On the other hand, this tidy format may be easier to use. To me, it seems easier to get the status of a given allele in a given individual, as I just need to find the corresponding row. Another advantage is that it would be easier to add new information to the file, like the population group of each individual, just by adding a new column.
> vcf.tidy %>% mutate(genotype.nt = ifelse(genotype==0, as.character(REF), as.character(ALT)), pop=ifelse(individual %in% c('NA00001', 'NA00002'), 'CHB', 'YRI'))

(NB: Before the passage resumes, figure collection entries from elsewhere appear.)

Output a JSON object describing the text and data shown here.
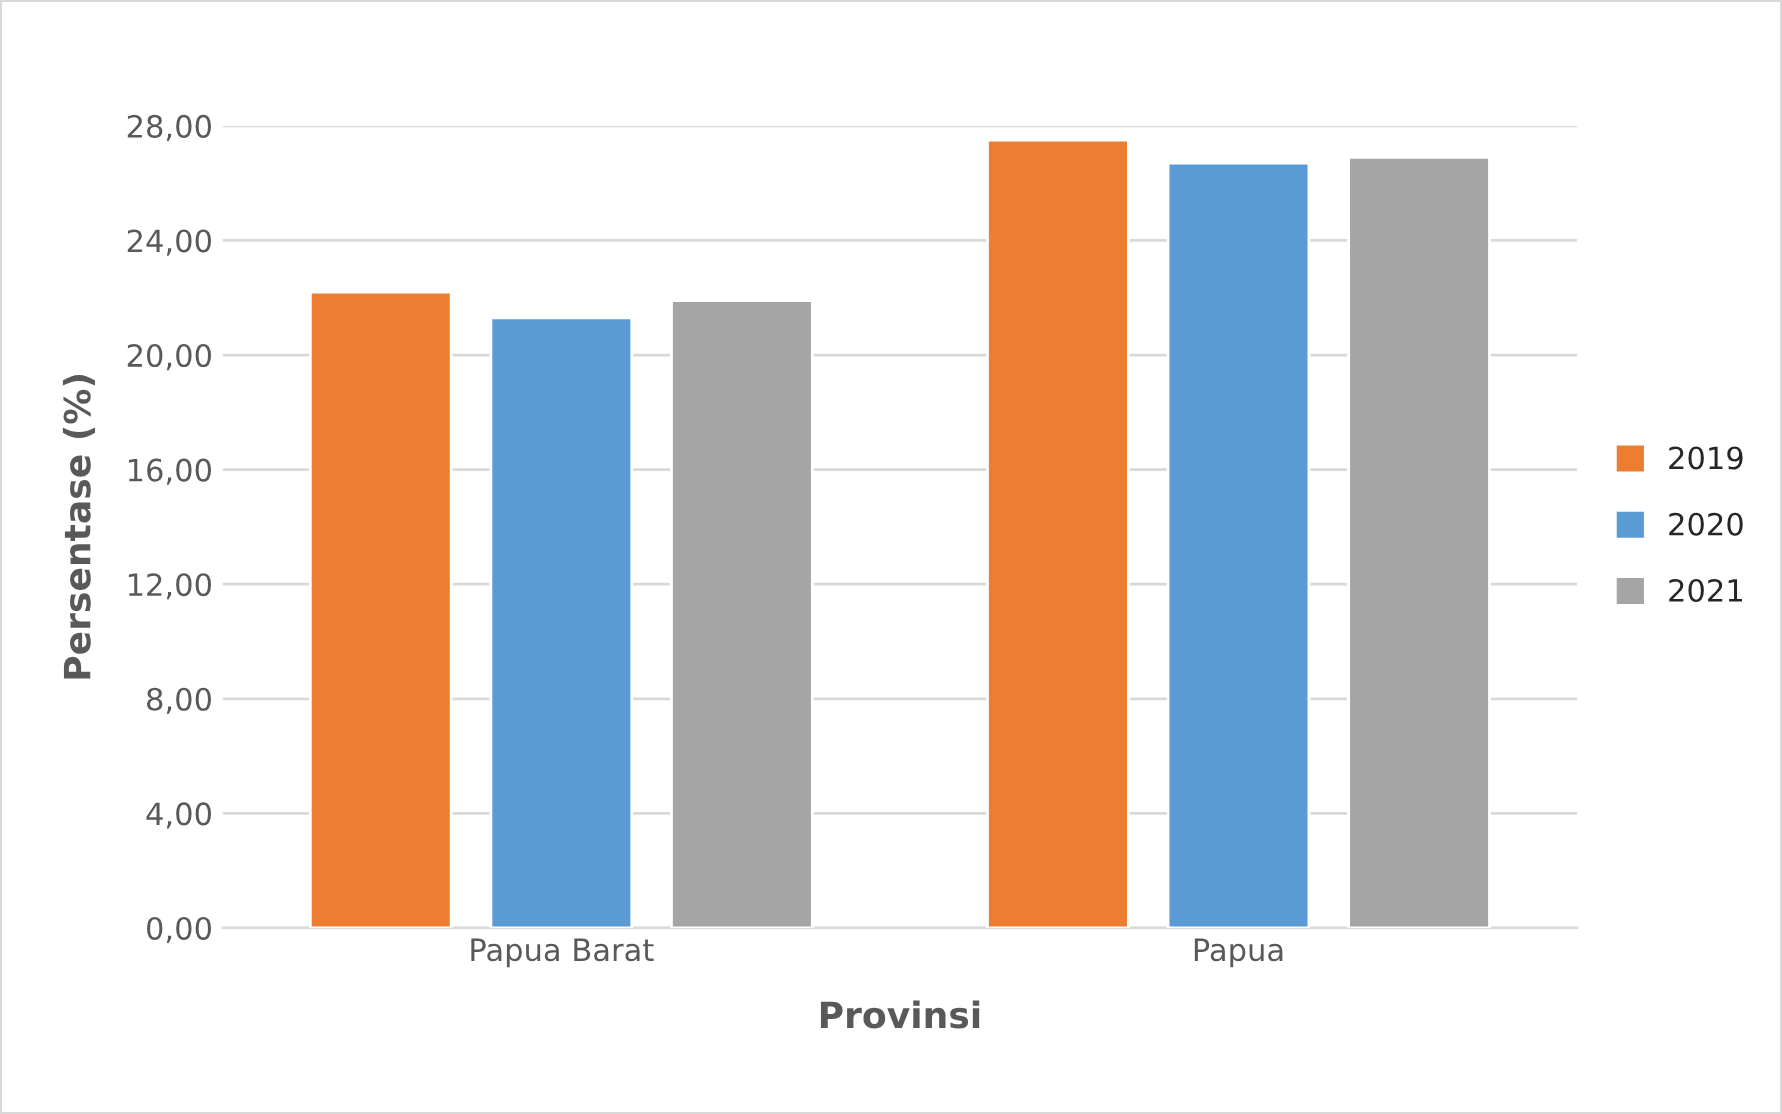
{
  "chart_data": {
    "type": "bar",
    "xlabel": "Provinsi",
    "ylabel": "Persentase (%)",
    "categories": [
      "Papua Barat",
      "Papua"
    ],
    "series": [
      {
        "name": "2019",
        "color": "#ed7d31",
        "values": [
          22.2,
          27.5
        ]
      },
      {
        "name": "2020",
        "color": "#5b9bd5",
        "values": [
          21.3,
          26.7
        ]
      },
      {
        "name": "2021",
        "color": "#a5a5a5",
        "values": [
          21.9,
          26.9
        ]
      }
    ],
    "ylim": [
      0,
      28
    ],
    "yticks": [
      {
        "value": 0,
        "label": "0,00"
      },
      {
        "value": 4,
        "label": "4,00"
      },
      {
        "value": 8,
        "label": "8,00"
      },
      {
        "value": 12,
        "label": "12,00"
      },
      {
        "value": 16,
        "label": "16,00"
      },
      {
        "value": 20,
        "label": "20,00"
      },
      {
        "value": 24,
        "label": "24,00"
      },
      {
        "value": 28,
        "label": "28,00"
      }
    ],
    "grid": "y",
    "legend": "right"
  }
}
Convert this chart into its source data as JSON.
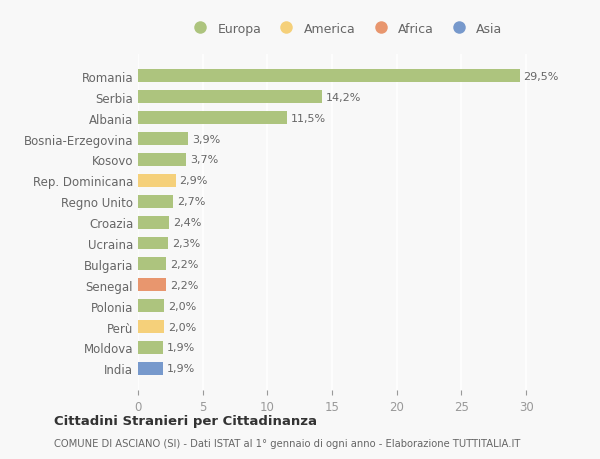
{
  "countries": [
    "Romania",
    "Serbia",
    "Albania",
    "Bosnia-Erzegovina",
    "Kosovo",
    "Rep. Dominicana",
    "Regno Unito",
    "Croazia",
    "Ucraina",
    "Bulgaria",
    "Senegal",
    "Polonia",
    "Perù",
    "Moldova",
    "India"
  ],
  "values": [
    29.5,
    14.2,
    11.5,
    3.9,
    3.7,
    2.9,
    2.7,
    2.4,
    2.3,
    2.2,
    2.2,
    2.0,
    2.0,
    1.9,
    1.9
  ],
  "labels": [
    "29,5%",
    "14,2%",
    "11,5%",
    "3,9%",
    "3,7%",
    "2,9%",
    "2,7%",
    "2,4%",
    "2,3%",
    "2,2%",
    "2,2%",
    "2,0%",
    "2,0%",
    "1,9%",
    "1,9%"
  ],
  "continents": [
    "Europa",
    "Europa",
    "Europa",
    "Europa",
    "Europa",
    "America",
    "Europa",
    "Europa",
    "Europa",
    "Europa",
    "Africa",
    "Europa",
    "America",
    "Europa",
    "Asia"
  ],
  "bar_colors": [
    "#adc47e",
    "#adc47e",
    "#adc47e",
    "#adc47e",
    "#adc47e",
    "#f5d07a",
    "#adc47e",
    "#adc47e",
    "#adc47e",
    "#adc47e",
    "#e8966e",
    "#adc47e",
    "#f5d07a",
    "#adc47e",
    "#7799cc"
  ],
  "xlim": [
    0,
    32
  ],
  "xticks": [
    0,
    5,
    10,
    15,
    20,
    25,
    30
  ],
  "title": "Cittadini Stranieri per Cittadinanza",
  "subtitle": "COMUNE DI ASCIANO (SI) - Dati ISTAT al 1° gennaio di ogni anno - Elaborazione TUTTITALIA.IT",
  "background_color": "#f8f8f8",
  "grid_color": "#ffffff",
  "legend_labels": [
    "Europa",
    "America",
    "Africa",
    "Asia"
  ],
  "legend_colors": [
    "#adc47e",
    "#f5d07a",
    "#e8966e",
    "#7799cc"
  ]
}
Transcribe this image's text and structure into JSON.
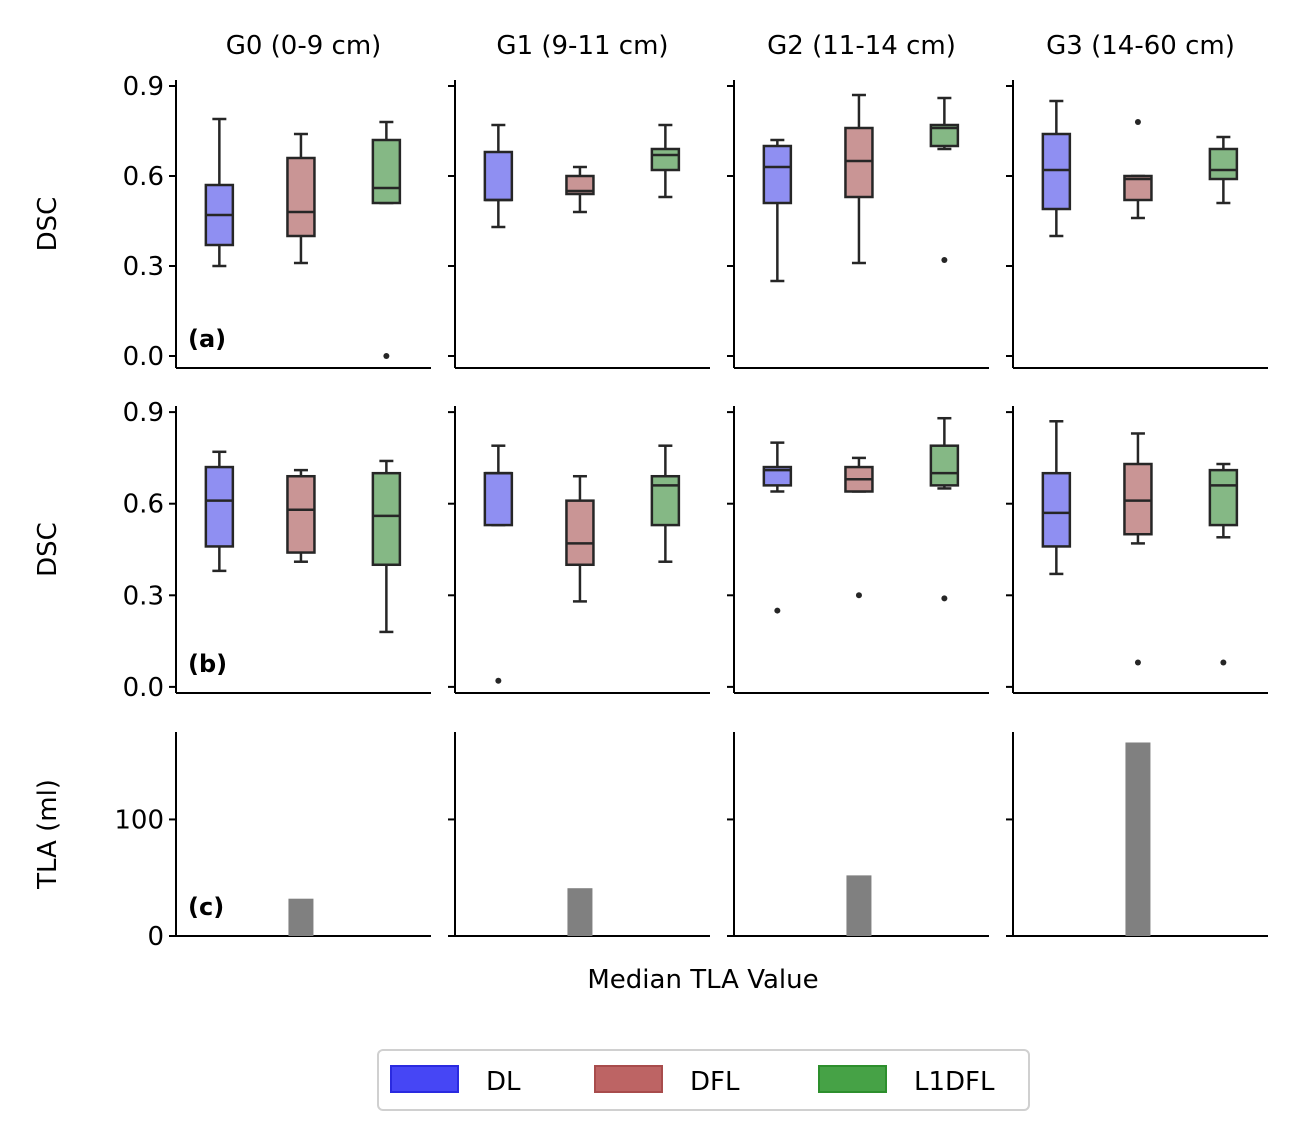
{
  "chart_data": {
    "type": "box",
    "columns": [
      "G0 (0-9 cm)",
      "G1 (9-11 cm)",
      "G2 (11-14 cm)",
      "G3 (14-60 cm)"
    ],
    "series_names": [
      "DL",
      "DFL",
      "L1DFL"
    ],
    "series_colors": [
      "#8f8ff2",
      "#c99595",
      "#85b885"
    ],
    "legend_colors": [
      "#4646f5",
      "#bd6464",
      "#46a246"
    ],
    "legend_borders": [
      "#2a2ae0",
      "#a84c4c",
      "#2d8f2d"
    ],
    "box_edge_color": "#262626",
    "bar_color": "#808080",
    "xlabel": "Median TLA Value",
    "legend_position": "bottom-center",
    "rows": [
      {
        "tag": "(a)",
        "ylabel": "DSC",
        "ylim": [
          -0.04,
          0.92
        ],
        "yticks": [
          0.0,
          0.3,
          0.6,
          0.9
        ],
        "ytick_labels": [
          "0.0",
          "0.3",
          "0.6",
          "0.9"
        ],
        "boxes": [
          [
            {
              "whislo": 0.3,
              "q1": 0.37,
              "med": 0.47,
              "q3": 0.57,
              "whishi": 0.79,
              "fliers": []
            },
            {
              "whislo": 0.31,
              "q1": 0.4,
              "med": 0.48,
              "q3": 0.66,
              "whishi": 0.74,
              "fliers": []
            },
            {
              "whislo": 0.51,
              "q1": 0.51,
              "med": 0.56,
              "q3": 0.72,
              "whishi": 0.78,
              "fliers": [
                0.0
              ]
            }
          ],
          [
            {
              "whislo": 0.43,
              "q1": 0.52,
              "med": 0.52,
              "q3": 0.68,
              "whishi": 0.77,
              "fliers": []
            },
            {
              "whislo": 0.48,
              "q1": 0.54,
              "med": 0.55,
              "q3": 0.6,
              "whishi": 0.63,
              "fliers": []
            },
            {
              "whislo": 0.53,
              "q1": 0.62,
              "med": 0.67,
              "q3": 0.69,
              "whishi": 0.77,
              "fliers": []
            }
          ],
          [
            {
              "whislo": 0.25,
              "q1": 0.51,
              "med": 0.63,
              "q3": 0.7,
              "whishi": 0.72,
              "fliers": []
            },
            {
              "whislo": 0.31,
              "q1": 0.53,
              "med": 0.65,
              "q3": 0.76,
              "whishi": 0.87,
              "fliers": []
            },
            {
              "whislo": 0.69,
              "q1": 0.7,
              "med": 0.76,
              "q3": 0.77,
              "whishi": 0.86,
              "fliers": [
                0.32
              ]
            }
          ],
          [
            {
              "whislo": 0.4,
              "q1": 0.49,
              "med": 0.62,
              "q3": 0.74,
              "whishi": 0.85,
              "fliers": []
            },
            {
              "whislo": 0.46,
              "q1": 0.52,
              "med": 0.59,
              "q3": 0.6,
              "whishi": 0.6,
              "fliers": [
                0.78
              ]
            },
            {
              "whislo": 0.51,
              "q1": 0.59,
              "med": 0.62,
              "q3": 0.69,
              "whishi": 0.73,
              "fliers": []
            }
          ]
        ]
      },
      {
        "tag": "(b)",
        "ylabel": "DSC",
        "ylim": [
          -0.02,
          0.92
        ],
        "yticks": [
          0.0,
          0.3,
          0.6,
          0.9
        ],
        "ytick_labels": [
          "0.0",
          "0.3",
          "0.6",
          "0.9"
        ],
        "boxes": [
          [
            {
              "whislo": 0.38,
              "q1": 0.46,
              "med": 0.61,
              "q3": 0.72,
              "whishi": 0.77,
              "fliers": []
            },
            {
              "whislo": 0.41,
              "q1": 0.44,
              "med": 0.58,
              "q3": 0.69,
              "whishi": 0.71,
              "fliers": []
            },
            {
              "whislo": 0.18,
              "q1": 0.4,
              "med": 0.56,
              "q3": 0.7,
              "whishi": 0.74,
              "fliers": []
            }
          ],
          [
            {
              "whislo": 0.53,
              "q1": 0.53,
              "med": 0.7,
              "q3": 0.7,
              "whishi": 0.79,
              "fliers": [
                0.02
              ]
            },
            {
              "whislo": 0.28,
              "q1": 0.4,
              "med": 0.47,
              "q3": 0.61,
              "whishi": 0.69,
              "fliers": []
            },
            {
              "whislo": 0.41,
              "q1": 0.53,
              "med": 0.66,
              "q3": 0.69,
              "whishi": 0.79,
              "fliers": []
            }
          ],
          [
            {
              "whislo": 0.64,
              "q1": 0.66,
              "med": 0.71,
              "q3": 0.72,
              "whishi": 0.8,
              "fliers": [
                0.25
              ]
            },
            {
              "whislo": 0.64,
              "q1": 0.64,
              "med": 0.68,
              "q3": 0.72,
              "whishi": 0.75,
              "fliers": [
                0.3
              ]
            },
            {
              "whislo": 0.65,
              "q1": 0.66,
              "med": 0.7,
              "q3": 0.79,
              "whishi": 0.88,
              "fliers": [
                0.29
              ]
            }
          ],
          [
            {
              "whislo": 0.37,
              "q1": 0.46,
              "med": 0.57,
              "q3": 0.7,
              "whishi": 0.87,
              "fliers": []
            },
            {
              "whislo": 0.47,
              "q1": 0.5,
              "med": 0.61,
              "q3": 0.73,
              "whishi": 0.83,
              "fliers": [
                0.08
              ]
            },
            {
              "whislo": 0.49,
              "q1": 0.53,
              "med": 0.66,
              "q3": 0.71,
              "whishi": 0.73,
              "fliers": [
                0.08
              ]
            }
          ]
        ]
      },
      {
        "tag": "(c)",
        "ylabel": "TLA (ml)",
        "ylim": [
          0,
          175
        ],
        "yticks": [
          0,
          100
        ],
        "ytick_labels": [
          "0",
          "100"
        ],
        "bar_values": [
          32,
          41,
          52,
          166
        ]
      }
    ]
  }
}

X.CHROM POS ID REF ALT QUAL individual GQ DP HQ allele gen gen.nt pop
20 14370 rs6054257 G A 29 NA00001 48 1 51,51 allele1 0 G CHB
20 14370 rs6054257 G A 29 NA00001 48 1 51,51 allele2 0 G CHB
20 14370 rs6054257 G A 29 NA00002 48 8 51,51 allele1 1 A CHB
20 14370 rs6054257 G A 29 NA00002 48 8 51,51 allele2 0 G CHB
20 14370 rs6054257 G A 29 NA00003 43 5 .,. allele1 1 A YRI
20 14370 rs6054257 G A 29 NA00003 43 5 .,. allele2 1 A YRI
20 17330 . T A 3 NA00001 49 3 58,50 allele1 0 T CHB
20 17330 . T A 3 NA00001 49 3 58,50 allele2 0 T CHB
20 17330 . T A 3 NA00002 3 5 65,3 allele1 0 T CHB
20 17330 . T A 3 NA00002 3 5 65,3 allele2 1 A CHB
20 17330 . T A 3 NA00003 41 3 <NA> allele1 0 T YRI
20 17330 . T A 3 NA00003 41 3 <NA> allele2 0 T YRI
20 1110696 rs6040355 A G,T 67 NA00001 21 6 23,27 allele1 1 G,T CHB
20 1110696 rs6040355 A G,T 67 NA00001 21 6 23,27 allele2 2 G,T CHB
20 1110696 rs6040355 A G,T 67 NA00002 2 0 18,2 allele1 2 G,T CHB
20 1110696 rs6040355 A G,T 67 NA00002 2 0 18,2 allele2 1 G,T CHB
20 1110696 rs6040355 A G,T 67 NA00003 35 4 <NA> allele1 2 G,T YRI
20 1110696 rs6040355 A G,T 67 NA00003 35 4 <NA> allele2 2 G,T YRI
20 1230237 . T . 47 NA00001 54 7 56,60 allele1 0 T CHB
20 1230237 . T . 47 NA00001 54 7 56,60 allele2 0 T CHB
20 1230237 . T . 47 NA00002 48 4 51,51 allele1 0 T CHB
20 1230237 . T . 47 NA00002 48 4 51,51 allele2 0 T CHB
20 1230237 . T . 47 NA00003 61 2 <NA> allele1 0 T YRI
20 1230237 . T . 47 NA00003 61 2 <NA> allele2 0 T YRI
What do you think? Will we all convert to tidy VCF in the far future?
Yes, a format more geared towards tidy data would be highly beneficial for the field.